Combining magnetic resonance imaging and genome-wide genetic mapping in epilepsy.

Christopher D. Whelan, Royal College of Surgeons in Ireland

A thesis submitted for the degree of Doctor of Philosophy from the Royal College of Surgeons in Ireland in 2014.

Abstract

Recent attempts to elucidate the genetic architecture of complex epilepsies have been limited by a variety of issues including phenotypic ambiguities, small sample sizes an restricted genetic scope. This thesis employed a diverse array of genetic mapping and MRI techniques to help improve the power of genetic mapping efforts and thus our understanding of the neurobiological factors contributing towards common forms of the disorder.
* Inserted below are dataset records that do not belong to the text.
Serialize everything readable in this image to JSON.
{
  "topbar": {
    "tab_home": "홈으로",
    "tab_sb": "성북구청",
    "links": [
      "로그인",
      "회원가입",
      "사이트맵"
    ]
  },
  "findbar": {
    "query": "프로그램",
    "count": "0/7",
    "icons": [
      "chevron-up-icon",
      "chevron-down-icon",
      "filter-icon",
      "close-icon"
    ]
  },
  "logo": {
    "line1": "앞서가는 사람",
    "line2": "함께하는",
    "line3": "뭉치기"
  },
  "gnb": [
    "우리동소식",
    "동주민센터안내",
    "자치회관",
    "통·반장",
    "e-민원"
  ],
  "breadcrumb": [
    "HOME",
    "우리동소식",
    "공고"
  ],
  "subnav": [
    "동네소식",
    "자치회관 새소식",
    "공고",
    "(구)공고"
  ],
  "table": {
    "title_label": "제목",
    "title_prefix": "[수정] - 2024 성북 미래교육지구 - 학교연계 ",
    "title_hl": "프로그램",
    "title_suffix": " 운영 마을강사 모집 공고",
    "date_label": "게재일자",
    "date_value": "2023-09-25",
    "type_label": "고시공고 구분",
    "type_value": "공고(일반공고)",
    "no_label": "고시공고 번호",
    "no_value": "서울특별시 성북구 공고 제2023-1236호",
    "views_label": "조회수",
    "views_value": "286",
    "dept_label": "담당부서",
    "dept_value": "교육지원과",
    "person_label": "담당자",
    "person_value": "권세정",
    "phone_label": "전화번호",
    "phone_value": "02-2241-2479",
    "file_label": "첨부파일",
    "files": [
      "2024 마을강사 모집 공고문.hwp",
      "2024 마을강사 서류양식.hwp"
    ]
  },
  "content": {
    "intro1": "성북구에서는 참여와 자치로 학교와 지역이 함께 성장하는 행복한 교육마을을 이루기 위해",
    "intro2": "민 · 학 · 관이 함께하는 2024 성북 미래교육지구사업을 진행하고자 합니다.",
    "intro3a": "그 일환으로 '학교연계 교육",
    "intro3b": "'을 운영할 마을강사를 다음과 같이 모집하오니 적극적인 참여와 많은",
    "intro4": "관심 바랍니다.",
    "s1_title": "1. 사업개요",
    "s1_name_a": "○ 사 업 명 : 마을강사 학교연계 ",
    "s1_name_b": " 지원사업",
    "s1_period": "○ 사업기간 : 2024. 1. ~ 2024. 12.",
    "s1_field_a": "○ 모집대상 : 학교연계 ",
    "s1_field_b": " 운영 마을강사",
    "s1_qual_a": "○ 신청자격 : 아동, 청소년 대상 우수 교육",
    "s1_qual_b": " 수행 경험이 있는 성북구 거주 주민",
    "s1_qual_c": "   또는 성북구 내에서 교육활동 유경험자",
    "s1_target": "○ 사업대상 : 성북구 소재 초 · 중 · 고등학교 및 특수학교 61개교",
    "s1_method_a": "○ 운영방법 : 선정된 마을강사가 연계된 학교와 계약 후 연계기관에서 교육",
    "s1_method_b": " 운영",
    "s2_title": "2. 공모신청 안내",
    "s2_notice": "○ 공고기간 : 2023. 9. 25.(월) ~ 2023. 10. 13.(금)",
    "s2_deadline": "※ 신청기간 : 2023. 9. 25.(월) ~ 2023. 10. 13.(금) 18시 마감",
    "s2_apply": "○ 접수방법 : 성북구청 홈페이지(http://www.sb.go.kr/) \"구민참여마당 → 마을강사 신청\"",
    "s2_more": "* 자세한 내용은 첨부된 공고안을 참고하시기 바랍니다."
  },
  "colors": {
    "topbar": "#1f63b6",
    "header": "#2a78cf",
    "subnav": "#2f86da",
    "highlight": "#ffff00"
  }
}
As part of a collaborative meta-analysis of GWAS data on complex epilepsies, we contributed to the identification of loci at 2q24.3 (implicating the SCN1A gene) and 4pl5.1 (implicating the PCDH7 gene) as risk factors for epilepsy in general, in addition to a third locus at 2pl6.1 (implicating VRK2) as a risk factor for idiopathic generalised epilepsy. Genetic variants showing strong signals of association with epilepsy (from our meta-analysis) also significantly correlated with genetic variants showing strong signals of association with hippocampal volume (from an independent meta-analysis; ENIGMA2). Nominal ensembles of these hippocampal variants did not predict disease state (epilepsy patient/healthy control); suggesting that larger samples and more fine-grained phenotypes are necessary in order to detect any polygenic effect of ENIGMA2-Hippocampus variants on epilepsy predisposition.
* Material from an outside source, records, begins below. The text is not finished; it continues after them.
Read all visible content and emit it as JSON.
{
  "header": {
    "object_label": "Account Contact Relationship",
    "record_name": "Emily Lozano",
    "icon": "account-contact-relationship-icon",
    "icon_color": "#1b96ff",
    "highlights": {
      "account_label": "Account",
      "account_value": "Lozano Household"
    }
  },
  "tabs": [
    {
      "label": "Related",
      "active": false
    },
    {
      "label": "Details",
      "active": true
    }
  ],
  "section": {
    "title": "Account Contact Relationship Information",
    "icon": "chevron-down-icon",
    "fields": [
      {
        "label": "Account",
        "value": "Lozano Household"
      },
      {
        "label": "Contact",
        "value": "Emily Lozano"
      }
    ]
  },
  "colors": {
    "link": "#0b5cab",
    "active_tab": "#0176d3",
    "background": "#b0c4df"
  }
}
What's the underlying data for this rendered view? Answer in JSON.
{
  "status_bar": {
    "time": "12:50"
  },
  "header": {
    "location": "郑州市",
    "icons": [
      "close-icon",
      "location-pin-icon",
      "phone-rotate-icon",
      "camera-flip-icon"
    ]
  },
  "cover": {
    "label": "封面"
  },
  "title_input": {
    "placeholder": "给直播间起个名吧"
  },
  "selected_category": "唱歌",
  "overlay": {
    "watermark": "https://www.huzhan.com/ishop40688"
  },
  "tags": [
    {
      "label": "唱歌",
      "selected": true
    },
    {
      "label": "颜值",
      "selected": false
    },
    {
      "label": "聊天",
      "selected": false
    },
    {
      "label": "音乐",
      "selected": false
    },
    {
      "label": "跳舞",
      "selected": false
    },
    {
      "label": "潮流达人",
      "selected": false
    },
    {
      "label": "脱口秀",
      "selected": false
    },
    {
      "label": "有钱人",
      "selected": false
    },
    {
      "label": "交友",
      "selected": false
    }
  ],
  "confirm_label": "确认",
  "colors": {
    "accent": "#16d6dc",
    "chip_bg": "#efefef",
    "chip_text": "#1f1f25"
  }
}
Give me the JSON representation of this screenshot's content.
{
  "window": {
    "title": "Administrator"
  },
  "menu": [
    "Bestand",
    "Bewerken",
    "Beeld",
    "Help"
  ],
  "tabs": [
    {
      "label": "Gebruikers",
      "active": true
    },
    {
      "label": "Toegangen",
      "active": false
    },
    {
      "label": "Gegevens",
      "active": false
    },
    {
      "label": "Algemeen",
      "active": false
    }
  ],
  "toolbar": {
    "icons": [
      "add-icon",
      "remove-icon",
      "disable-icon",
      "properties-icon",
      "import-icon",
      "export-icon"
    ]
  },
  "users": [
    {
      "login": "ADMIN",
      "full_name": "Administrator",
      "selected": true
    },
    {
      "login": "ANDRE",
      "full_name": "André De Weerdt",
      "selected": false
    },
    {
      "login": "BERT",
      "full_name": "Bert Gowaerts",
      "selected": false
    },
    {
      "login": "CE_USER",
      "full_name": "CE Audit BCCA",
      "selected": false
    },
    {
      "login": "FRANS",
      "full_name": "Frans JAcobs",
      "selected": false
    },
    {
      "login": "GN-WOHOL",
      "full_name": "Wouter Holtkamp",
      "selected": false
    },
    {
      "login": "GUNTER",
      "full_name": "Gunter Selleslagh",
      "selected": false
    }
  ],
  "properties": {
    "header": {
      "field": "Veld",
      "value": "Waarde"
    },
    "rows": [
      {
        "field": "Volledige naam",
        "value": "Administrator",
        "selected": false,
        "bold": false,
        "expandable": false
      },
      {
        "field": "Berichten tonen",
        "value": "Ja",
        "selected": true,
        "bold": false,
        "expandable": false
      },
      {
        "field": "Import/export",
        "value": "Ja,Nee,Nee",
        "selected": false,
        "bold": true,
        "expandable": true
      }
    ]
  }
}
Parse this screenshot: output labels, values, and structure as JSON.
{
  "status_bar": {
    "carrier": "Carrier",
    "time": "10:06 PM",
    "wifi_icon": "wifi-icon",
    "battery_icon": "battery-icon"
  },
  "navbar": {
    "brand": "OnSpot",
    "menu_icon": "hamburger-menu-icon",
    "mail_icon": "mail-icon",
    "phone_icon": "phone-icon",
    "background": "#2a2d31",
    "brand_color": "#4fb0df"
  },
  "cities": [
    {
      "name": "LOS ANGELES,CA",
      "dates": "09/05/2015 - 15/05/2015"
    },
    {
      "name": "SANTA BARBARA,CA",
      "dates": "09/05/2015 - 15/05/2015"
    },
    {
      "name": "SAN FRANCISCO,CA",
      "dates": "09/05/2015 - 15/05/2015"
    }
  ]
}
Turning our attention to phenotypic ambiguities in epilepsy, we employed diffusion MRI to a series of epilepsy patients with no abnormal findings on routine medical imaging ('nonlesional' epilepsy), their gender-matched, asymptomatic siblings, an independent group of epilepsy patients with mesial temporal sclerosis ('lesional' epilepsy) and healthy control participants. We identified distinct patterns of structural connectivity disruption in both the lesional and non-lesional epilepsy groups, in addition to supporting the role of heritable, cosegregating microstructural changes along limbic white matter tracts as intermediate phenotypes (endophenotypes) in non-lesional epilepsy patients and their unaffected siblings.

This thesis has illustrated how multi-modal medical imaging and genetic mapping techniques can be employed as two distinct but complimentary approaches to elucidate novel genetic and neuroanatomical aspects of epilepsy. Future studies could combine these techniques in the large-scale collaborative application of imaging genetics in the disorder.